Der ausländische Leiharbeitnehmer wird am ersten Tag seiner neuen Aufgabe vom Entleiher am Arbeitsplatz empfangen. Er erhält Arbeitskleidung, einen Betriebsausweis für die Torkontrollen und Essensmarken für die Kantine. Bei der Einweisung am Arbeitsplatz erfolgt eine Kontrolle durch die Erlaubnisbehörde.
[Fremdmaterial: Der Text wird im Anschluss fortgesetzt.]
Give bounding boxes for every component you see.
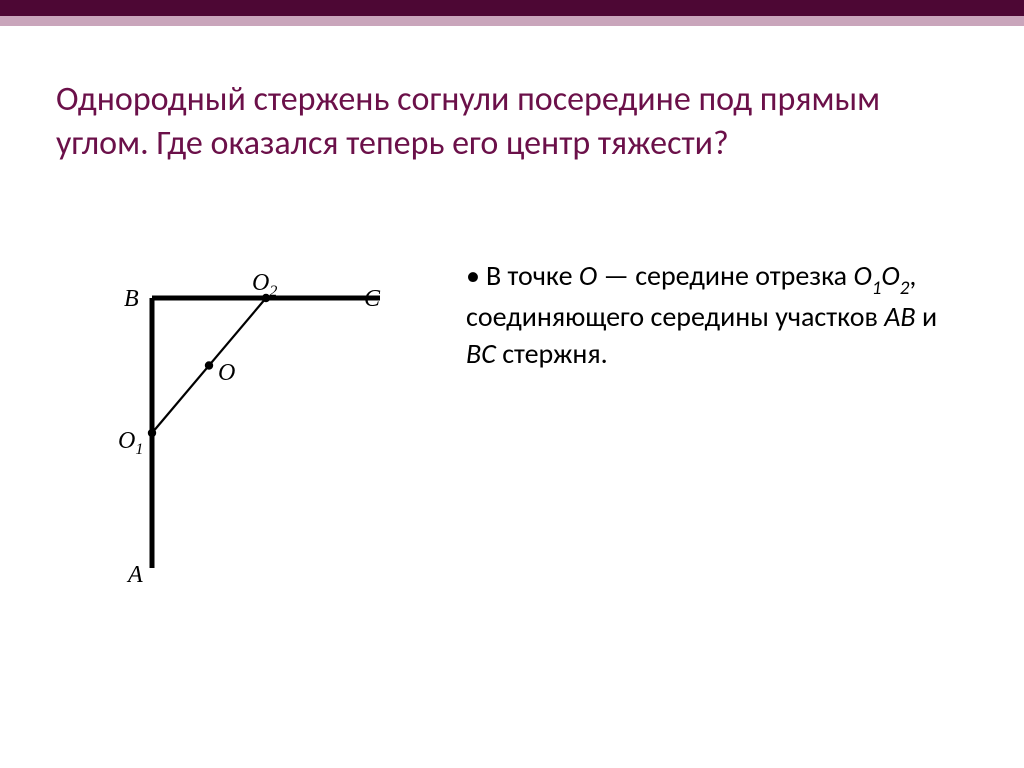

Obwohl der Leiharbeitnehmer noch keine Arbeitshandlung vorgenommen hat, ist die Überlassung tatbestandlich erfolgt.

Vorbereitende Handlungen wie Vertragsverhandlungen, Vorstellungsgespräche und Informationen ohne tatsächliche Tätigkeitsaufnahme erfüllen den Tatbestand nicht, ebenso wenig wie die Aufforderung des Verleihers an den ausländischen Arbeitnehmer, jetzt für den Verleiher tätig zu werden.[11]

 

Rz. 15

Der ausländische Arbeitnehmer muss an einen Entleiher zur Beschäftigung in Deutschland überlassen werden.[12] Die Überlassung an einen Entleiher zur Beschäftigung im Ausland ist ebenso wenig strafbar wie der Verleih an einen Entleiher mit Sitz im Ausland, soweit der ausländische Leiharbeitnehmer nicht im Inland eingesetzt wird.[13]

 

Rz. 16

Ausreichend ist es, wenn der Verleiher nur einen ausländischen Beschäftigten ohne Arbeitserlaubnis verleiht. Sind mehrere ausländische Arbeitnehmer betroffen, liegt eine sog. Tatmehrheit vor.[14]

[1] Thüsing/Kudlich, AÜG, 4. Aufl. 2018, § 15 AÜG, Rz. 5.
[2] BeckOK ArbR/Motz, 58/2020, § 15 AÜG, Rz. 5.
[3] Ulber/Ulber, AÜG, 5. Aufl. 2017, § 15 AÜG, Rz. 5.
[4] Ebenso Schüren/Hamann/Hamann, AÜG, 5. Aufl. 2018, § 1a AÜG, Rz. 68; a. A. Ulber/Ulber, AÜG, 5. Aufl. 2017, § 15 AÜG, Rz. 5; Urban-Crell/Germakowski/Bissels/Hurst/Bissels/Germakowski/Urban-Crell, AÜG, 3. Aufl. 2017, § 15 AÜG, Rz. 6.
[5] Hier zustimmend Ulber/Ulber, AÜG, 5. Aufl. 2017, § 1a AÜG, Rz. 30 "Erstattet das Unternehmen die Anzeige nicht oder nicht rechtzeitig…., bedarf es nach dem eindeutigen Wortlaut des § 1a der Erlaubnis".
[6] ErfK/Wank, 21. Aufl. 2021, § 1a AÜG, Rz. 9.
[8] Ulber/Ulber, AÜG, 5. Aufl. 2017, § 15 AÜG, Rz. 15.
[9] BeckOK ArbR/Motz, 58/2020, § 15 AÜG, Rz. 11.
[10] LG Oldenburg, Urteil v. 8.7.2004, 2 KLs 65/04, wistra 2005 S. 117.
[11] BeckOK ArbR/Motz, 58/2020, § 15 AÜG, Rz. 11.
[12] Thüsing/Kudlich, AÜG, 4. Aufl. 2018, § 15 AÜG, Rz. 16.
[13] Urban-Crell/Germakowski/Bissels/Hurst/Bissels/Germakowski/Urban-Crell, AÜG, 3. Aufl. 2017, § 15 AÜG, Rz. 8.
[14] Ulber/Ulber, AÜG, 5. Aufl. 2017, § 15 AÜG, Rz. 19.